Imagine Edgenuity, formerly Education2020 (E2020), is a standard-based online learning resource for school districts produced by Imagine Learning, which teaches kindergarten through 12th-grade in core, elective, credit recovery, technical, and career subjects, through both remedial and accelerated work.  As of 2019, Imagine Edgenuity serves more than four million students in the United States.

History

Origins and lobbying convictions (1988 – 2016) 
Edgenuity was founded in 1988 as Education2020 Inc. (E2020), and in 2011, was purchased by the company Weld North for an estimated US$50 million dollars. In 2014, Edgenuity launched My Path, a program learning path alternative for reading and math grades 6-12th. The same year, Edgenuity partnered with SOPHIA Learning to offer additional credit options.

Edgenuity began seeing an increase in usage in the 2010s; from 2012 to 2014, Edgenuity paid politician Mike Hubbard in an act of lobbying a total of US$210,000 dollars including a series of weekly checks worth US$7500 each titled "lobbying services". According to Edgenuity executive vice president Michael Humphrey, testifying in court, the act was done "to open doors"; he intended to use Hubbard as a way to secure and engage future meetings with higher Legislative members. Hubbard was convicted to four years in prison for ethical violations according to state laws. State School board member Mary Scott Hunter emailed superintendent Dr. Tommy Bice about the matter in March 2015, only for him to never respond and retire less than a month later.

COVID-19 pandemic and spike in popularity (2019—present)

Edgenuity became a popular tool for remote learning during the COVID-19 pandemic. Due to stay-at-home orders and schools needing an alternative teaching source, Edgenuity saw a massive spike in usage, resulting in slow servers and site crashing; many schools reported problems with the site in its early stages of the pandemic.  The amount of new users caused a lack of course instructor employees, but was later resolved. According to school districts, Edgenuity was a popular choice mainly due to a lack of other options.

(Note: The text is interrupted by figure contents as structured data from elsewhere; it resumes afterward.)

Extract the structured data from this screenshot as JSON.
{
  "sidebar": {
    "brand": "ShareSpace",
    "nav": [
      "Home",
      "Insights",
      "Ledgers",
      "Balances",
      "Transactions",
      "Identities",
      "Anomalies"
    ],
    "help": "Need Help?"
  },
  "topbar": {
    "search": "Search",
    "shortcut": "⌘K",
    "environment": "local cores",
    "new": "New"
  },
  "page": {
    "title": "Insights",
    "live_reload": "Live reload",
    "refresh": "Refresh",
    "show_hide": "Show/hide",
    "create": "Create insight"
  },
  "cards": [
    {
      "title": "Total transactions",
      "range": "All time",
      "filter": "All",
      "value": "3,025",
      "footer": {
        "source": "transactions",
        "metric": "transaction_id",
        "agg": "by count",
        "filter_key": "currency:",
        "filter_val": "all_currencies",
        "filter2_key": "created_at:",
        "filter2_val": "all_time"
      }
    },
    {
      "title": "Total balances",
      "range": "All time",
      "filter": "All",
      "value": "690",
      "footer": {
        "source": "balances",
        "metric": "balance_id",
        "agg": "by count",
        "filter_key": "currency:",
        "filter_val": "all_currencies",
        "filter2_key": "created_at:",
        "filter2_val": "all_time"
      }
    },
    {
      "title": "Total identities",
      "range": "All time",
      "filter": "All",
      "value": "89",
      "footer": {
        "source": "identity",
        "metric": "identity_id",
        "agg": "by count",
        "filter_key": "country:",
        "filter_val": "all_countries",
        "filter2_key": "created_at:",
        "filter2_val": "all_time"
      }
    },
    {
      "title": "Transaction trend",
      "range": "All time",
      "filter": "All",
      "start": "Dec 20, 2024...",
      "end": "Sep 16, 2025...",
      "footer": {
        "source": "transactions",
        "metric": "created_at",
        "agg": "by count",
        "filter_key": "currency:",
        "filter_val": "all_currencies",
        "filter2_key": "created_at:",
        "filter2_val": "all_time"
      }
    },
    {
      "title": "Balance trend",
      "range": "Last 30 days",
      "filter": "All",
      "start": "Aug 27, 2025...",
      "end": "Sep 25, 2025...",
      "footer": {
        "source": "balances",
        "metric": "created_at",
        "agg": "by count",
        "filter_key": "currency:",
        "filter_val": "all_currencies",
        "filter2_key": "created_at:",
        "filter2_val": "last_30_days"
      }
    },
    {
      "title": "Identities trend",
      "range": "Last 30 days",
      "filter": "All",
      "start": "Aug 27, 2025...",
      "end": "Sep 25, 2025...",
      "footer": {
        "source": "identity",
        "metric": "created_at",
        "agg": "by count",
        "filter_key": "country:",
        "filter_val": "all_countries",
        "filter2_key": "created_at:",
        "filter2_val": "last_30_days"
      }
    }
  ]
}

By 2021, the COVID-19 pandemic resulted in the admission of 500 school districts to the service, earning the company US$145 million dollars in profit—double what the company made the year prior—due to the spike of Edgenuity usage alongside other learning platforms acquired by the company before the pandemic began.

Education style 

Imagine Edgenuity is a virtual alternative, and uses pre-recorded videos and primarily focuses on struggling students, and sticking at pace. Along with pre-recorded lecture, Imagine Edgenuity uses interactives and real-world problems. In addition to helping students who need extra support, the software is often used by schools to help students who have failed courses get the credits they are missing.

Awards and nominations 
In 2020, Digital Promise awarded Imagine Edgenuity's Courseware, Mypath, and Pathblazer services with the Research-Based Design Product Certification.

Reception 
During the time of the site's popularity during the pandemic, both parents and students complained how Edgenuity was frustrating, stating difficulties in loading, understanding concepts, and the inability to skip newly presented content. Most of the pass/fail content comes from quizzes at the end of each lesson, and parents noted how students were memorizing the answers to reappearing questions rather than learning the material. Parents have also cited the function of tutoring help, where students can get aid from a real teacher when they get stuck on a question. Some students complained over long waiting times, some waiting hours, for the arrival of virtual tutor aid. According to Angie Richardson, a parent of a 13-year-old student interviewed by Buzzfeed Newss Erik Carter, both virtual tutoring and emails were often slow and sometimes entirely unresponsive, and her child was ultimately required to return to brick and mortar due to falling behind. 

Edgenuity has been criticized for the standardization of their test questions, the nature of the standardization causes students who failed a test to receive a very similar set of questions the second attempt, making it easy to guess answers via trial and error. A study published by Slate Magazine showed that students using Edgenuity received on average 37 out of 50 identical questions during their second attempt to pass a test. Another study from The Verge discovered short answer questions are graded through artificial intelligence, and students have found ways to cheat using keywords the AI is looking for to give passing grades. The Verge cited a teacher whose student was using the site, who inserted words in an order that was patent nonsense yet included words that were involved in answering the question, dubbed a "word salad", and received full credit for the response.

Teachers also showed frustration with how Edgenuity handles student organization in their contracts. In Providence, Rhode Island, teachers were given an average of 52 students to handle each and weren't able to properly communicate with all of them in an orderly manner. In St. Tammany Parish, Louisiana, some teachers were even given up to 600 students to manage via email each.

In 2021, CEO Sari Factor released a statement addressing the issues arisen by the public. She stated how some districts were using the site in unintended ways, and schools that were following procedure were benefiting off the program. She also mentioned how the students to teacher ration was off-balance due to the school having a lack of employment, and also blamed student struggles on the effects of COVID-19 on the system and education.